Mais le fait qu’elle ait accordé ces derniers jours, en sa qualité de présidente de l’Organisation des premières dames d’Afrique pour le développement (Opdad), une interview à la revue Women Sports Africa dont paraît ces jours-ci le premier numéro, qui sera diffusé dans les vingt-six pays francophones du continent et qui souligne l’importance du sport dans le double mouvement de libération de la femme et de respect de l’égalité des sexes, mérite une attention particulière. C’est pourquoi nous avons choisi de publier dans son intégralité cette interview qui, à coup sûr, aura des effets très positifs.

L’actualité mondiale est là, en effet, pour démontrer que le sport occupe une place de plus en plus grande dans les activités humaines, qu’il est aussi l’un des secteurs dans lesquels la femme et l’homme affirment le mieux leur personnalité et leur talent, qu’il est  de plus en plus un domaine où se forge l’éducation de la personne humaine. Une réalité du temps présent qu’Antoinette Sassou N’Guesso décrit ainsi en réponse à l’une des questions qui lui est posée : « Concernant le sport je suis convaincue que c’est un facteur d’épanouissement de l’être humain, de tolérance, de partage. L’exemplarité induite par la carrière des sportifs et des sportives ne peut, de mon point de vue, que contribuer à renforcer la mixité et, in fine, aboutir à une éventuelle égalité formelle des sexes ».
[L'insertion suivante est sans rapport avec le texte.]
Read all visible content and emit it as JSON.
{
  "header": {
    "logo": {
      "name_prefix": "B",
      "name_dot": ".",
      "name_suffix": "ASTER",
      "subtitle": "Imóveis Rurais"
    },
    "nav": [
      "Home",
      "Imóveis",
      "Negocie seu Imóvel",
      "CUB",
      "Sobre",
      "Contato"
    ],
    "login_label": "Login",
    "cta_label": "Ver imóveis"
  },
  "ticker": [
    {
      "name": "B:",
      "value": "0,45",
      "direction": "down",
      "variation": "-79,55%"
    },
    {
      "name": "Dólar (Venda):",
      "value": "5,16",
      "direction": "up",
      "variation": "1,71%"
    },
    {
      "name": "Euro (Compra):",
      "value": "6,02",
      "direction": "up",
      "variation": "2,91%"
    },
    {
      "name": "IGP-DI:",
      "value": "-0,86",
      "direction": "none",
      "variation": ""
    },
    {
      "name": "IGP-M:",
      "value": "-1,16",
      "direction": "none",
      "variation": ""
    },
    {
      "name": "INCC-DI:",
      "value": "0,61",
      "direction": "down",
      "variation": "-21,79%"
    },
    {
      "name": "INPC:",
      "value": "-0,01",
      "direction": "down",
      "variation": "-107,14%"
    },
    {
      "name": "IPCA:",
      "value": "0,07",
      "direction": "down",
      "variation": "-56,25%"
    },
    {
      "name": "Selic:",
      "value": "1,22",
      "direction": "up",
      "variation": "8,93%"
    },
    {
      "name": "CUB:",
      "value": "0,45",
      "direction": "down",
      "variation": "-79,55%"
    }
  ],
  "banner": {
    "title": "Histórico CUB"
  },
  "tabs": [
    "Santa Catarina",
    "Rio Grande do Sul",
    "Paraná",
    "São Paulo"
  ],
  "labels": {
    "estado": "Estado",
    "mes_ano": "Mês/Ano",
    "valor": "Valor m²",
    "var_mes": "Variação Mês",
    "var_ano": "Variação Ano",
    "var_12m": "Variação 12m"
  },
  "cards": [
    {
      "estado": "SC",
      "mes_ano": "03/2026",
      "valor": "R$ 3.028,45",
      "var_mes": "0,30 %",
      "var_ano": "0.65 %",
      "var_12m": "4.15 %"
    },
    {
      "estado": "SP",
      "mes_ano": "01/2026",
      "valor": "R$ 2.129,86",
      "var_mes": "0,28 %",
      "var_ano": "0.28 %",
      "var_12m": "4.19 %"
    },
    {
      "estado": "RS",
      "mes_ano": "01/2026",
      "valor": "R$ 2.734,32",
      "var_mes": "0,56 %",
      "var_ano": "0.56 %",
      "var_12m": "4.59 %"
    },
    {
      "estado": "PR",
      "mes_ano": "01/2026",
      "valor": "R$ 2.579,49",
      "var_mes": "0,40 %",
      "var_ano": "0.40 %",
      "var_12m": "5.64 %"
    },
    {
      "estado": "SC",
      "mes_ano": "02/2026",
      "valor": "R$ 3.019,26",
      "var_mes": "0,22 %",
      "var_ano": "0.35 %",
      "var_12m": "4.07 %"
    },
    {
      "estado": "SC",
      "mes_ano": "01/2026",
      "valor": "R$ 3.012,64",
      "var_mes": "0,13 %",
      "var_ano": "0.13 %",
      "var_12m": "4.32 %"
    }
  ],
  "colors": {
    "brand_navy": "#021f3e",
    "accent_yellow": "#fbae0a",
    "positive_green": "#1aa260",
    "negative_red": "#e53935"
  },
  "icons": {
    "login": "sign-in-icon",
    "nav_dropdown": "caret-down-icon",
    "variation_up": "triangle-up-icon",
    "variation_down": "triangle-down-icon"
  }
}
Il est clair, évident, rassurant que l’engagement des premières dames du continent en faveur des femmes africaines ne peut avoir que des effets très positifs. Surtout s’il s’étend rapidement à tous les domaines de l’activité humaine, le sport en particulier qui fut longtemps considéré comme une sorte de réserve masculine. Remercions donc la première dame du Congo de le dire au nom de ses homologues avec autant de force que de simplicité et de sérénité.